Look Before You Leap | Eastern North Carolina Now

   Publisher's note: The article below appeared in John Hood's daily column in his publication, the Carolina Journal, which, because of Author / Publisher Hood, is inextricably linked to the John Locke Foundation.

    RALEIGH     Does North Carolina have a lot to learn from other states and countries?

    Just about everyone active in state politics would say yes to this question, depending on the issue being discussed. Conservatives want North Carolina to emulate the pro-growth tax policies of states with healthier economies. Liberals want North Carolina to raise its education spending per pupil to the national average.

John Hood
    Each group has its favorite set of countries from which to borrow ideas, as well. In the health care debate, liberals frequently point to Canada as a model for government-monopoly health insurance - or even to the United Kingdom for full-blown socialized medicine. Conservatives prefer models based on private insurance and patient power, such as those in Switzerland and Singapore.

    In my May column for Business North Carolina magazine, I write about the "grass is also greener" phenomenon in state politics by citing the example of the Netherlands:

    Libertarians praise the country for its relatively lax social regulations on drugs and prostitution. Liberals admiringly observe that it provides universal health care (via a two-tiered system of government insurance and private supplemental plans) and imposes strict gun control. Conservatives favorably note that the education system has had extensive parental choice and competition for nearly a century, with more than two-thirds of Dutch students attending what we would call private or charter schools, compared with only about 10 percent of American students.
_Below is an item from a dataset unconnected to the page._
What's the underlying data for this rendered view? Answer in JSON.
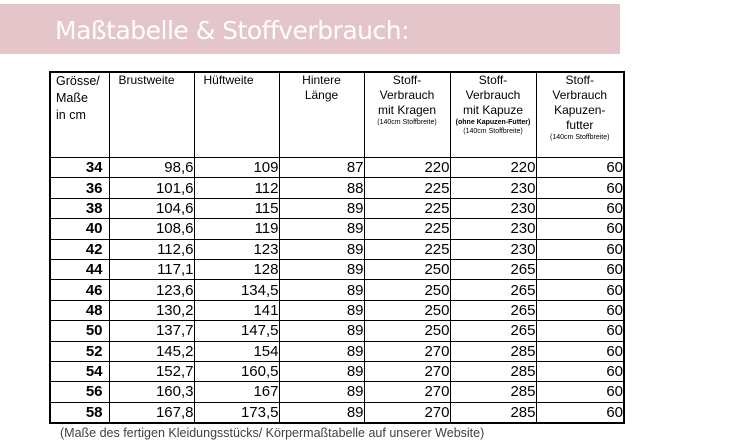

Per-pupil costs are about 20 percent less than they are in North Carolina's system while student achievement is much higher, especially in math. The Dutch tax system is friendlier to economic growth and investment than ours, with an effective capital-gains tax rate on corporate equities of 25 percent, about half the U.S. rate (figuring in taxes at all levels and the effect of corporate and individual levies).

    Depending on your ideology, you may see broad tufts of green in particular Dutch policies. But there are weeds if you look closely. The Dutch certainly don't think they have everything right. Their legislators are considering laws to discourage foreign involvement in the domestic drug and sex trades. Large-scale immigration is putting tremendous pressure on its welfare state, including its health-care and education systems, where some Muslim students are using tax money to attend schools that teach extremist ideology. Despite favorable tax policies, the Dutch economy suffered along with most Western economies after the onset of the Great Recession and has experienced contraction of its gross domestic product four of the past six quarters. As for crime, the Netherlands has one of Europe's lowest gun-ownership rates and one of its highest murder rates. In 2011, it was the site of a horrific shooting that killed seven people.


    My point was not to dismiss the idea of borrowing ideas from other places. I do it all the time. But we need to keep a couple of things in mind. First, utopia doesn't exist. That's what the word literally means: "nowhere." If you are involved in North Carolina politics because you want to create a perfect government for a perfect state, you need to cultivate other interests in which you are likely to find more satisfaction. In the real world, perfection is impossible. Things that look good on paper, or from afar, might not work in practice. At the same time, ideas that strike you as unwise or silly but that get implemented anyway over your objection may turn out to be successful. Keep your mind open and your expectations in check.

    My second point is that anecdotes can be interesting and illustrative but they do not constitute evidence for the success or failure of a given public policy. Always demand comparative statistics. Even if a problem gets better after a certain policy is adopted, don't conclude it must have worked. Look for the trend line before the policy was adopted. In many cases, you'll find that the problem was getting better anyway. False positives are common in policy analysis.

    In other words, look before you leap.